The reality of the situation is that unless they're breaking the law, the owners of a private company can do whatever the hell they want with that company, including drive it into the ground or smear the insides with their own excrement. It's their company and they can make whatever assinine decisions they like so long as they don't break any laws doing them(they can't steal from an LLC, burn the place down, shoot people, etc). Unless one of the other owners(if any) has a different opinion they can do what they like within reason.
It's not much different with a public company either, barring the fact that there are a few more laws which apply in regards to your behaviour towards other shareholders even if you own 99.9999% of the stock.
You can explain to them why they should follow the policy. You can report them to the relevant authorities if what they're doing breaks the law. Otherwise you're SOL.

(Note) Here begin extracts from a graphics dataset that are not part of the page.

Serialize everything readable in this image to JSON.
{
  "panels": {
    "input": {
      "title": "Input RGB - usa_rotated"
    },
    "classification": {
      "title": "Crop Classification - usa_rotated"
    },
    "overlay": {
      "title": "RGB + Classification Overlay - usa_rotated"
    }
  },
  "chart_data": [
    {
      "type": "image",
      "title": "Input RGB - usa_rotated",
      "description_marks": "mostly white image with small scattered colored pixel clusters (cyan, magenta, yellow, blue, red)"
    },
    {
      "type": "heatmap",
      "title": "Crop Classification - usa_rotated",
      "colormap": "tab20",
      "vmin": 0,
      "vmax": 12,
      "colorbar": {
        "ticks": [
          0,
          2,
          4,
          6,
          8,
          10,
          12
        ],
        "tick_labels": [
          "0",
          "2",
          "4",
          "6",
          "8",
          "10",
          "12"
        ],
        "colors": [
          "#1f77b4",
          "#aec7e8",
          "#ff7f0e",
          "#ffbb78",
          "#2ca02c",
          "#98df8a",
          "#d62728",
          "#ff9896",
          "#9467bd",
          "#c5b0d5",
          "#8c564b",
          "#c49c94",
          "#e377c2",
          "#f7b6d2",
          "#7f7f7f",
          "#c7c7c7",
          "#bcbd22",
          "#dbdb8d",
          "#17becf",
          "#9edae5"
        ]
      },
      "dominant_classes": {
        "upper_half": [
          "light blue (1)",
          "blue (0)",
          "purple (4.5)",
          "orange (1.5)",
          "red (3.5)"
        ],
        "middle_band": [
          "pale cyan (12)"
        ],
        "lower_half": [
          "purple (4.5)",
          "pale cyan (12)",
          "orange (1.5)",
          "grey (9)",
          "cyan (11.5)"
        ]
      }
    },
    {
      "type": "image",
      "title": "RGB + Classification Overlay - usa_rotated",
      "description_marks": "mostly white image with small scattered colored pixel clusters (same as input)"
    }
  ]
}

Take a step back from the problem. If you have a well documented policy that no one is following, think about why that is. Maybe the policy is just too much of a pain in the ass for people to comply with and still get their jobs done. Maybe you need a different policy.
Anyone can sit around and complain about how stupid or noncompliant their users are. But seeing problems from the prospective of the user (or boss) is the difference between a good IT person and a great one.
In the case of backup, consider continuous protection solutions like mozy.com.
If you can determine the reason for their resistance to good policy, you could work to make it as painless as possible to comply. I can imagine a person would be unwilling to hand over their laptop if they feared the process taking too long, or surrendering privacy, or even exposing unethical or unlawful uses of the system. Obviously the last example opens up a whole different set of issues but it shouldn't be too hard to mitigate their fears in the other cases through education and/or savvy use of technology.